Deputy Chief Steve Prziborowski

I didn’t get hired? But I thought I had the best resume!

This is a problem many candidates “don’t get” today, and was something I didn’t get when I was testing to become a firefighter. When I was testing to become a firefighter in the early 1990’s – (come on, that wasn’t too long ago – and things really haven’t changed that much, at least in my area) – I tried too hard to have the “best resume.”

It didn’t dawn on me until I was actually hired, that “best resume” is very subjective and does not have a one-size-fits-all answer. What makes the best resume? The most education? The most fire experience? The most volunteer experience? The most fire and EMS related certificates? See where I’m going? There is no such thing. Instead, a fire department is hiring the “best fit” for their organization and their slightly unique culture.

Each fire department (no different than each police department, each governmental agency, each business, etc.), has its own culture and looks for slightly different traits in candidates it is looking to hire or promote. I know this may not make sense now before you’re hired, but it should after you get hired. Put four fire departments that all border each other next to each other and you’ll find slightly different cultures. Having a different culture is not good or bad, it is just the way it is.

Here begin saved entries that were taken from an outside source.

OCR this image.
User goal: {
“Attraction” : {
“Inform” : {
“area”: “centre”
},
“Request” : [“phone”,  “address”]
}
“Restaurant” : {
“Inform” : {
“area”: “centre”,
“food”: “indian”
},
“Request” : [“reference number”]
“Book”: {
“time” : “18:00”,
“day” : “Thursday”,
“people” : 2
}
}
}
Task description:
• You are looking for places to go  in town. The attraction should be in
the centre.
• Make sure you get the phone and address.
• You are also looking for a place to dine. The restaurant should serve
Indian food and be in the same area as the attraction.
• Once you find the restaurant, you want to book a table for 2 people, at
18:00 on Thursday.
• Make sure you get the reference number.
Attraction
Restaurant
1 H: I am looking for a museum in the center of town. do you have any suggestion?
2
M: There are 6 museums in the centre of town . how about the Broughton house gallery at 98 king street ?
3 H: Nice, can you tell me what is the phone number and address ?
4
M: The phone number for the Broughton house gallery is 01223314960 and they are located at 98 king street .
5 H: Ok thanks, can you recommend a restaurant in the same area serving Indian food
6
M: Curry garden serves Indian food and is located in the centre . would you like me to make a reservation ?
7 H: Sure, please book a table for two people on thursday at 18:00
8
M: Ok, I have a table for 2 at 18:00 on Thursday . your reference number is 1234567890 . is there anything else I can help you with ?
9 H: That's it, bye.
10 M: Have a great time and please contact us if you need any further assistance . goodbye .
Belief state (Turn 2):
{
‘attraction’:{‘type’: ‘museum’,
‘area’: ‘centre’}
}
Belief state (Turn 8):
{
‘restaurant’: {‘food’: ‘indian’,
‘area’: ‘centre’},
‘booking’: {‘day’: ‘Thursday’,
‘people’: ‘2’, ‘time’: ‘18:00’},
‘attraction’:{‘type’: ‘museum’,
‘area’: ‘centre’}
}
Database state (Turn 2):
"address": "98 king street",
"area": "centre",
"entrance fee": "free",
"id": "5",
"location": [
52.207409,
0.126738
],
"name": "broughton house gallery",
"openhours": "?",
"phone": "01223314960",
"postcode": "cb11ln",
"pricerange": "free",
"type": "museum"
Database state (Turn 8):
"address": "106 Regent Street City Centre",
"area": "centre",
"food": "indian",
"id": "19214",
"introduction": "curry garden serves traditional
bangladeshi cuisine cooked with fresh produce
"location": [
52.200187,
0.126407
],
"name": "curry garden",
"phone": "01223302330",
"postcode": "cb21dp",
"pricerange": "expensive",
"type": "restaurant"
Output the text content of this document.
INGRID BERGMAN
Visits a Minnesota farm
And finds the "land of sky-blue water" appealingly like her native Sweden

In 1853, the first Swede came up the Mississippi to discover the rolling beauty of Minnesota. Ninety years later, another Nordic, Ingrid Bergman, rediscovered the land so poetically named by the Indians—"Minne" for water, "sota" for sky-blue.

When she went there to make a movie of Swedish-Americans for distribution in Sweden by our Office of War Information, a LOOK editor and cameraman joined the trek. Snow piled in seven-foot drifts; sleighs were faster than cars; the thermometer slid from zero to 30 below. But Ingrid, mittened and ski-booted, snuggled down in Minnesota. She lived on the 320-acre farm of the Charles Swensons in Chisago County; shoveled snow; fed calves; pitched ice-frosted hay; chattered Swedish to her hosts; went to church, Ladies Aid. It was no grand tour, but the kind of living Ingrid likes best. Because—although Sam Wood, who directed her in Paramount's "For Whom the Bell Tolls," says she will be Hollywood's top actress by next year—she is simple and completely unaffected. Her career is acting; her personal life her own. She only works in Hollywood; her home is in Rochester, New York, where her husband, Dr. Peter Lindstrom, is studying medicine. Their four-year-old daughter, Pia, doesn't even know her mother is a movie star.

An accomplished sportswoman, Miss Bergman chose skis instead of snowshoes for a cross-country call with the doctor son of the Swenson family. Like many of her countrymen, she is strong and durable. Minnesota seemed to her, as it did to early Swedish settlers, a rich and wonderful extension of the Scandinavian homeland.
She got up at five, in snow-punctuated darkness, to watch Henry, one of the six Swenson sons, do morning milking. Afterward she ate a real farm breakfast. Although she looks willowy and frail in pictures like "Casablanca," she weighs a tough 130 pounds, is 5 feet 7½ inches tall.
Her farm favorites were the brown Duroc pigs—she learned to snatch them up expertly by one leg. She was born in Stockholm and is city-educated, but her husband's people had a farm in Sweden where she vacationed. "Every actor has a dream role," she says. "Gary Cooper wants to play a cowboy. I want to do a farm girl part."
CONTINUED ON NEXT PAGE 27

So, how do I get hired then by the department I want to be hired at? Well, this can be tough because you may want to work for a certain department, but they may not want you. If they don’t want you, hopefully it is because they think you won’t be a good fit for their culture and their family, as opposed to illegal reasons including discrimination.

Don’t get me wrong, you have to have something on your resume, within yourself and your character, and in your background to make a department want to hire you. And, in many departments, you need to have certain minimum qualifications just to apply (EMT, paramedic, Firefighter 1, etc.) and compete with everyone else. Personally, I also like to see those that have some passion for the fire service and have shown a commitment to their future career by taking some time, energy and investment into preparing themselves for being a firefighter, whether it be getting their two year degree in fire technology, working as a volunteer firefighter, etc. However, those things won’t get you hired. You still need to sell yourself in the oral interview, which is still 100% of your final ranking in many departments.

You can have the “best resume” in the world (remember, there is no such thing, just trying to make a point) and never get a high score on the oral interview if you cannot sell yourself (how much or how little you may have to offer) to the department you’re applying to. Remember we’re not hiring a resume – we’re hiring a person, something that is trainable and has a positive attitude, not necessarily someone that has taken every class known or has every degree possible or has been a volunteer or paid firefighter for the last umpteen years. You can be a firefighter with the FDNY for 20 years, and have seen more fire than anyone else in the department you’re testing for, but if you can’t sell yourself to the department you’re applying for, you’re not going to get the job.

If you haven’t figured it out by now, let me in on a secret: you don’t choose your department – your department chooses you. You may actually get hired by a department that was not your first choice, but you were their first choice for whatever reason.